Edit: param1 was actually a reference to B in MethodA. Looks like I over-sanitized my real code a bit too much!
Edit2: Re-arranged the code a bit to show the two different files. Tested that this code compiles, a well. Sorry about that!
If you are casting between related types as you do in this case, you should use static_cast or dynamic_cast, rather than reinterpret_cast, because the compiler may adjust the object pointer value while casting it to a more derived type. The result of reinterpret_cast is undefined in this case, because it just takes the pointer value and pretends it's another object without any regard for object layout.
MethodA takes its parameters by value. This means a copy is passed (and the copy has to be destroyed). That's my best guess for why you might have a BImpl being destroyed that you didn't expect to be, but I don't see what the virtual or non-virtual nature of A's destructor could possibly have to do with it.
But this code can't compile - you use class B in declaring the virtual function in A, but B isn't defined until later. And I don't know what's going on with that cast - you can't reinterpret_cast class types. Perhaps if you work up a test case which demonstrates your issue, and post that?
There's a lot of iffy stuff in this code, so I'm amazed that it works or compiles in any case.
Passing parameters by value instead of reference to MethodA
Casting a B to a BImp via reinterpret_cast -- bad idea! If you're going to cast in that direction, dynamic_cast is the safest.
I fail to see how you're supposed to get a BImp out of a B. You are not invoking any constructors, and you have none that could be invoked that would accept a B. Your default constructor for BImp is private, and assigning a B that has no data, casted to a BImp that still has no data, to a BImp, still isn't going to give you any data!
Several comments:
Your base classes should have virtual destructors so the derived class' dtor is called instead of the just the base class dtor when the object is deleted.
MethodA taking a BaseB pointer as a parameter only to have the pointer reinterpreted as a BImp (a derived class of BaseB) is dangerous. There is no guarantee something else other than BImp is passed to MethodA. What would happen if just a BaseB object was to MethodA? Potentially lots of bad things, I would suspect.
I'm guessing your code "works flawlessly" because you only pass BImp to MethodA. If you are only passing BImp to MethodA then make the signature match the intent (this has the added benefit of removing that awful reinterpret call).

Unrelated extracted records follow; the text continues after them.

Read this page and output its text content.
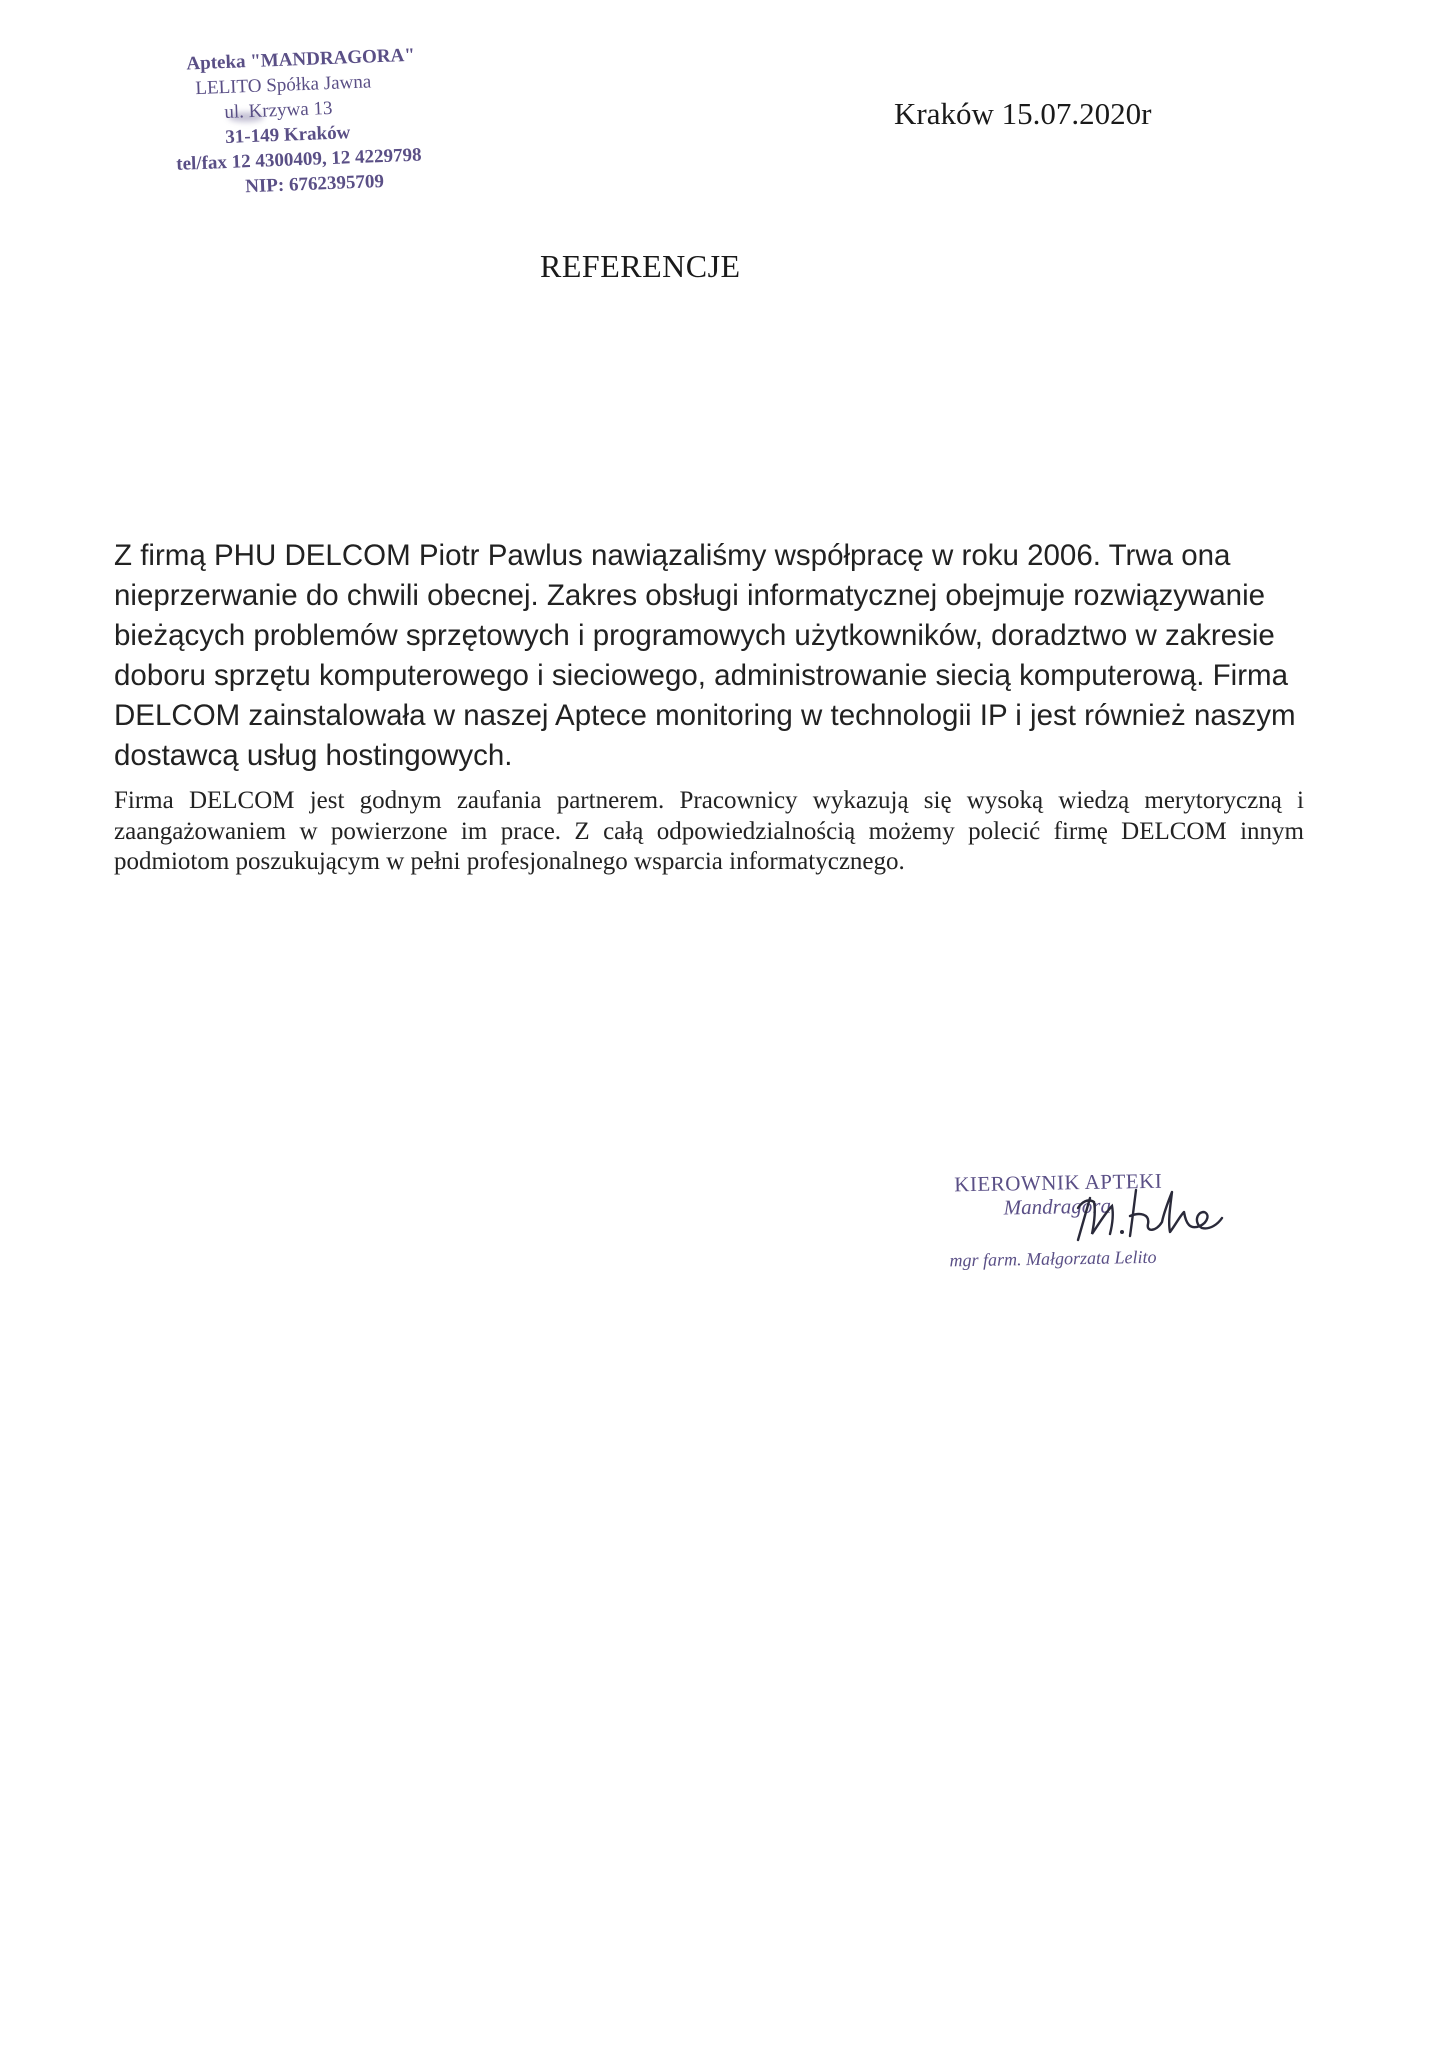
Apteka "MANDRAGORA"
LELITO Spółka Jawna
ul. Krzywa 13
31-149 Kraków
tel/fax 12 4300409, 12 4229798
NIP: 6762395709
Kraków 15.07.2020r
REFERENCJE
Z firmą PHU DELCOM Piotr Pawlus nawiązaliśmy współpracę w roku 2006. Trwa ona nieprzerwanie do chwili obecnej. Zakres obsługi informatycznej obejmuje rozwiązywanie bieżących problemów sprzętowych i programowych użytkowników, doradztwo w zakresie doboru sprzętu komputerowego i sieciowego, administrowanie siecią komputerową. Firma DELCOM zainstalowała w naszej Aptece monitoring w technologii IP i jest również naszym dostawcą usług hostingowych.
Firma DELCOM jest godnym zaufania partnerem. Pracownicy wykazują się wysoką wiedzą merytoryczną i zaangażowaniem w powierzone im prace. Z całą odpowiedzialnością możemy polecić firmę DELCOM innym podmiotom poszukującym w pełni profesjonalnego wsparcia informatycznego.
KIEROWNIK APTEKI
Mandragora
mgr farm. Małgorzata Lelito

Your code is ill-formed. It is not valid C++. In C++ language reinterpret_cast can only be used to cast between pointer types, reference types, to perform pointer-to-integer conversions (in either direction).
In your code you are trying to use reinterpret_cast to convert from type B to type BImp. This is explicitly illegal in C++. If your compiler allows this code, you have to consult your compiler's documentation in order to determine what's going on.
Other replies already mentioned "slicing". Keep in mind that this is nothing more than just a guess about specific non-standard behavior of your specific compiler. It has nothing to do with C++ language.